The economic boom that gathered strength in 1908 deceived most observers. They underestimated the weakness of Russia’s political structures and discounted the threat posed by the revolutionary left. Even the Ministry of the Interior and the gendarmerie had a liberal view of their educated opponents. Russian public opinion generally adopted a Christian attitude toward criminals, particularly politically motivated ones. When the anarchist Giashvili was sentenced to death for exploding a bomb that killed a senior government official, nobody in Tbilisi would act as his executioner. He was reprieved—laudable in a Christian or humanistic culture, but disastrous for a state whose weaknesses were being probed by embittered fanatics.

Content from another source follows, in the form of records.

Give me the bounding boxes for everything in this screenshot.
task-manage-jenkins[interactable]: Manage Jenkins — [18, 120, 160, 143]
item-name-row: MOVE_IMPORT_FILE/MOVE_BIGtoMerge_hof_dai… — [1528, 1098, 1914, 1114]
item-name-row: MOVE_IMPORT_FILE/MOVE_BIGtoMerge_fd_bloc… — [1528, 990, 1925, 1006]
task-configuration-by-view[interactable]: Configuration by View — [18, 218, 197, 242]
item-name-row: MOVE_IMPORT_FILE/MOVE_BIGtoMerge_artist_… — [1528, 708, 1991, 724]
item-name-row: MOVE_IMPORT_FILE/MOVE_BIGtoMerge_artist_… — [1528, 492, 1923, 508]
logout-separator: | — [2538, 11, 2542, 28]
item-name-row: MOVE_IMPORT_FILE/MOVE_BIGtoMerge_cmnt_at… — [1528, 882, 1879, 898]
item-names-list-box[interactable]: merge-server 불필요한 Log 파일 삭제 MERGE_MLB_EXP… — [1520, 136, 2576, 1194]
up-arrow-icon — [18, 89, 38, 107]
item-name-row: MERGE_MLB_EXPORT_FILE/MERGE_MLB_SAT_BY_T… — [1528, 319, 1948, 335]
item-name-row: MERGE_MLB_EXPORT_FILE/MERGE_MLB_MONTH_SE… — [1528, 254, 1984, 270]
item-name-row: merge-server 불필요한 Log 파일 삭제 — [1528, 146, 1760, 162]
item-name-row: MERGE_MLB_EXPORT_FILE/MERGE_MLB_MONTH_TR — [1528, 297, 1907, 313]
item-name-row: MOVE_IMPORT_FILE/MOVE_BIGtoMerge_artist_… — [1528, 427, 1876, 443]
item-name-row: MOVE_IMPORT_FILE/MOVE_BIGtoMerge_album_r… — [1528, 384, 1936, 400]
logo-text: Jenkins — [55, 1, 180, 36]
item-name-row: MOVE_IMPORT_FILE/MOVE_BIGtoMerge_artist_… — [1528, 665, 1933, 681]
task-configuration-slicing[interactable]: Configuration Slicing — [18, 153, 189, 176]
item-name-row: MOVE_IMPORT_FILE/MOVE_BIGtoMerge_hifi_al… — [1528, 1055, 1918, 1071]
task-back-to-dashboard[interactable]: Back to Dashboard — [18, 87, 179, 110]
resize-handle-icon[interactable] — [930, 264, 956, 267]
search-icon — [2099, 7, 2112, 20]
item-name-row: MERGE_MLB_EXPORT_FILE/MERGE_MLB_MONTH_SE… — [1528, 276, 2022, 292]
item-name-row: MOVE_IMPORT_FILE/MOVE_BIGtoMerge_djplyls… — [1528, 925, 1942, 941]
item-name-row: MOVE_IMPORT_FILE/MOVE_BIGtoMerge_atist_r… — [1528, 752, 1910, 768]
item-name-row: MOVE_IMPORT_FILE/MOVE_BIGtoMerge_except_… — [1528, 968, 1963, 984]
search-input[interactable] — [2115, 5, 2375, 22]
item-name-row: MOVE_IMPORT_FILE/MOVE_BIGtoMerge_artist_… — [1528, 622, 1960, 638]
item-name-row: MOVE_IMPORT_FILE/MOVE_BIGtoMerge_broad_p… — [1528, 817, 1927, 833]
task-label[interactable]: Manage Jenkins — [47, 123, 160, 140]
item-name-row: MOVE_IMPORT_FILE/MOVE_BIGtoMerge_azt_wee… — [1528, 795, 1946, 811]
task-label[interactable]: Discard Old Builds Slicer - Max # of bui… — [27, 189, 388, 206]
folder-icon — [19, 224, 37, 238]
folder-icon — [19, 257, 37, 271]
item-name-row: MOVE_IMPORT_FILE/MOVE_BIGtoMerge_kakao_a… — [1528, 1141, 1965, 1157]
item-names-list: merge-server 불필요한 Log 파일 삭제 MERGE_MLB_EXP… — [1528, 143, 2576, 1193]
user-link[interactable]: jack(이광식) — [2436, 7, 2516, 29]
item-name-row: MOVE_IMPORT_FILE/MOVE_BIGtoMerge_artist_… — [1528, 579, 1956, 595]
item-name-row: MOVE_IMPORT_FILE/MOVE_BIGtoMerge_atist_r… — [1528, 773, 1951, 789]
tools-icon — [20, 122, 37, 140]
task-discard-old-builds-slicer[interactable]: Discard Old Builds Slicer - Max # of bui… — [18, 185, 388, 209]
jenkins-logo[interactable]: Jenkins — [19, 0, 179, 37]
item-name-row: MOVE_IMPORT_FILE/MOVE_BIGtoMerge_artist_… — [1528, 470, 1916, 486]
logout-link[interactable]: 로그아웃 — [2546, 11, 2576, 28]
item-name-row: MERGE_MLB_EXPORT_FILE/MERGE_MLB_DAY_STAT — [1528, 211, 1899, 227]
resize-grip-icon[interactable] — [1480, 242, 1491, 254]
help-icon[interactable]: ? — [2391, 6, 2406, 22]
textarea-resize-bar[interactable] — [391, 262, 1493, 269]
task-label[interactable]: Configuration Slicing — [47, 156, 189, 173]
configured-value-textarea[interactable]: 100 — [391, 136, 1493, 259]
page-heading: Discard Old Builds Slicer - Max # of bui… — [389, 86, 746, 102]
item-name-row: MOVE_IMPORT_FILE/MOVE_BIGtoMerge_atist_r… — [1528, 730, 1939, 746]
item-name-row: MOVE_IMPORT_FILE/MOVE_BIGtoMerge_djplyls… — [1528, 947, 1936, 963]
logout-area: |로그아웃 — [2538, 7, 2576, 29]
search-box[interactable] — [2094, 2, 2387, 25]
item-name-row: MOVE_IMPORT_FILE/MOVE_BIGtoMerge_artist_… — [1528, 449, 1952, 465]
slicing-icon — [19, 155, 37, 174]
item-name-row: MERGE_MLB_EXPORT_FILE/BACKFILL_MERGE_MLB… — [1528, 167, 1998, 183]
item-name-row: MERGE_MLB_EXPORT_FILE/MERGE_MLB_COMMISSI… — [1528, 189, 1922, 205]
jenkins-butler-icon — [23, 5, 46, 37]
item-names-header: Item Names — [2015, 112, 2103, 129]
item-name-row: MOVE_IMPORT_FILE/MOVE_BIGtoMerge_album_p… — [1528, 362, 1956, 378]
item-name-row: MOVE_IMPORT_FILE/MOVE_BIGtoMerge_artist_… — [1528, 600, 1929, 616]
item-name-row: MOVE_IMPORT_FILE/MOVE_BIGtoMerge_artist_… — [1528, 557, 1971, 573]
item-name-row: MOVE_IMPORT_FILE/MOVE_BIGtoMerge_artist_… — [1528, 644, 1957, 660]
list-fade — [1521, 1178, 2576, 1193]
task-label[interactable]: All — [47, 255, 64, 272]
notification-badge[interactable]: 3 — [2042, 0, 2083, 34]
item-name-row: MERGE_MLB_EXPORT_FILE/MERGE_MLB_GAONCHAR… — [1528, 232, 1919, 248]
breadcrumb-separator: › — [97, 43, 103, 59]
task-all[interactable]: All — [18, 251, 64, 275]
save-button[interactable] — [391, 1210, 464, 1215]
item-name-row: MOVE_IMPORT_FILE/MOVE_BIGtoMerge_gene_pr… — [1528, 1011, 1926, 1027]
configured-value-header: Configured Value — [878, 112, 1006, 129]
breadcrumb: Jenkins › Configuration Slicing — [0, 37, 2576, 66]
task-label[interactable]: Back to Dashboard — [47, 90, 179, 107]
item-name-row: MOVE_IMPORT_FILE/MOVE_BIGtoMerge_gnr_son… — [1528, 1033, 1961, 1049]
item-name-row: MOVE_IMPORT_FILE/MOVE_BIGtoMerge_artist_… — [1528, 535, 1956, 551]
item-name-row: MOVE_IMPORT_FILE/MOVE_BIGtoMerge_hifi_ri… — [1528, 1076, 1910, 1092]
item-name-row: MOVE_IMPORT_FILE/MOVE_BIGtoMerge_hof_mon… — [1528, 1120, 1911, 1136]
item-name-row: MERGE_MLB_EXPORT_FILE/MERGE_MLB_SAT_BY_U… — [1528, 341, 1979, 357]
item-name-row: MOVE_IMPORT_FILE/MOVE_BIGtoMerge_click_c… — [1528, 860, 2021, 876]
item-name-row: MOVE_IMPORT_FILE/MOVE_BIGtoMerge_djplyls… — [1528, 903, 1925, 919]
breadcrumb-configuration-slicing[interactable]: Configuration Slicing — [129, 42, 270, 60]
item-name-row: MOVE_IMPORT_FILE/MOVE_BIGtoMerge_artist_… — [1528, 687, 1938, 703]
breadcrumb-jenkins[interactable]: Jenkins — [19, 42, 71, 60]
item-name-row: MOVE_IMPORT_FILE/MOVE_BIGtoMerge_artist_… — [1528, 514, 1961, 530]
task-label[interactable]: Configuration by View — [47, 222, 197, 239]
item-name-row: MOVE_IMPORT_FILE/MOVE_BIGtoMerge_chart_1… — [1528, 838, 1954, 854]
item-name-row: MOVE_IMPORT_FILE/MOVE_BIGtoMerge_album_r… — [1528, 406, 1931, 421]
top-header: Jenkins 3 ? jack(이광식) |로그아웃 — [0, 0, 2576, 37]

Because these fanatics were split into factions, the consensus was that they were too weak to cause serious damage. The Social Revolutionaries, whose incoherent mysticism made them spectacular assassins, aroused most alarm, while the Bolshevik Social Democrats, who used violence selectively and who seemed in thrall to obscure German political ideas, were belittled despite their nearly overturning the state with their workers’ and soldiers’ soviets in the 1905 uprising.